The rules which brought indirect holdings of UK homes of foreign domiciliaries into the inheritance tax net from April 2017 also catch overseas loans made by such individuals to finance UK residential property interests as well as assets "held or otherwise made available as security, collateral or guarantee" for relevant loans.
This caused concern that inheritance tax might be charged where assets were available by way of general set-off under a bank’s standard terms and conditions, rather than formally pledged or charged as security for a loan.

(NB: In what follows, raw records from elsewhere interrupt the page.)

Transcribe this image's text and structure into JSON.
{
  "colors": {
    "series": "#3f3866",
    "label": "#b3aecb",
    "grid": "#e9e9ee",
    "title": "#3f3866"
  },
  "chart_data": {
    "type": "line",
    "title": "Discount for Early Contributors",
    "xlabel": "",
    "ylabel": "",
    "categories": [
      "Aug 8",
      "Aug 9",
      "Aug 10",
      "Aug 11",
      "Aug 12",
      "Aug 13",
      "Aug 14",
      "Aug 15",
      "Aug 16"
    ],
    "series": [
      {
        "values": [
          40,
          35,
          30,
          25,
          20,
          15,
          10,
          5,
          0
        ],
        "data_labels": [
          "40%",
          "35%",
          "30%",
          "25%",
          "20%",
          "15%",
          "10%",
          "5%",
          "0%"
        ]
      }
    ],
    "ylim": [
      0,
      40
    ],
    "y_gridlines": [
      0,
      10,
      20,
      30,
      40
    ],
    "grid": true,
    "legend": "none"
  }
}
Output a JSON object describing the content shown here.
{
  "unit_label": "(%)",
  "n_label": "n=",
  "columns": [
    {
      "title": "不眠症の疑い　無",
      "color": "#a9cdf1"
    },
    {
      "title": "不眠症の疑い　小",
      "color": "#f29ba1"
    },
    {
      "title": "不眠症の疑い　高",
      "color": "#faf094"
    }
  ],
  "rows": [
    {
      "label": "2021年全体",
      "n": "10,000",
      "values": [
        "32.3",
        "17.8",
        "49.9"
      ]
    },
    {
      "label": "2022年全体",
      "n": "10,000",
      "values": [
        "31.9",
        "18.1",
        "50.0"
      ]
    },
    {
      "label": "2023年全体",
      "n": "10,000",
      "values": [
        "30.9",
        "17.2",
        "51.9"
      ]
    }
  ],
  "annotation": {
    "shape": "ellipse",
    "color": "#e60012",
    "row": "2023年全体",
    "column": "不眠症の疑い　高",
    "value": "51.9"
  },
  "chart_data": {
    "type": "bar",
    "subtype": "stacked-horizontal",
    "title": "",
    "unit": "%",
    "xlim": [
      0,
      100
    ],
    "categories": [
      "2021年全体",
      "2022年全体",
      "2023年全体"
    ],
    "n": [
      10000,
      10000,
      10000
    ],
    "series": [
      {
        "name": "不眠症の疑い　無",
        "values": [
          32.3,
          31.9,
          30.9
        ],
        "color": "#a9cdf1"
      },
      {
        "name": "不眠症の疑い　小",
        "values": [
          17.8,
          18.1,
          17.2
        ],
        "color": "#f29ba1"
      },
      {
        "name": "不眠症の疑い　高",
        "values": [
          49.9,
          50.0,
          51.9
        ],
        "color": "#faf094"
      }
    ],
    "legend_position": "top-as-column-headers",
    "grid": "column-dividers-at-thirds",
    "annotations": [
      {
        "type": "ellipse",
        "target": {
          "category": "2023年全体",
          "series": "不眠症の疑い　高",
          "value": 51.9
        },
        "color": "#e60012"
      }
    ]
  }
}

HMRC have now confirmed that “the legislation was not intended to interfere with normal banking arrangements”. They now agree that if property given as security or collateral is too remote or has no connection with the relevant loan, it will not be subject to inheritance tax. HMRC caveat their position by saying that in some circumstances collateral available under a general pledge may be within the tax net “depending on the facts of a particular case.” It is not clear what sort of banking terms would cause an issue, possibly a reference to an “encumbrance” over other assets could be problematic, but it seems clear that HMRC’s view has softened and they stress that only collateral up to the value of the loan would be caught.
HMRC also confirm that if a guarantee is not connected to any particular property, so that the lender only has general recourse to the guarantor for a failure to repay a loan, then the guarantor’s assets should remain excluded property for inheritance tax purposes.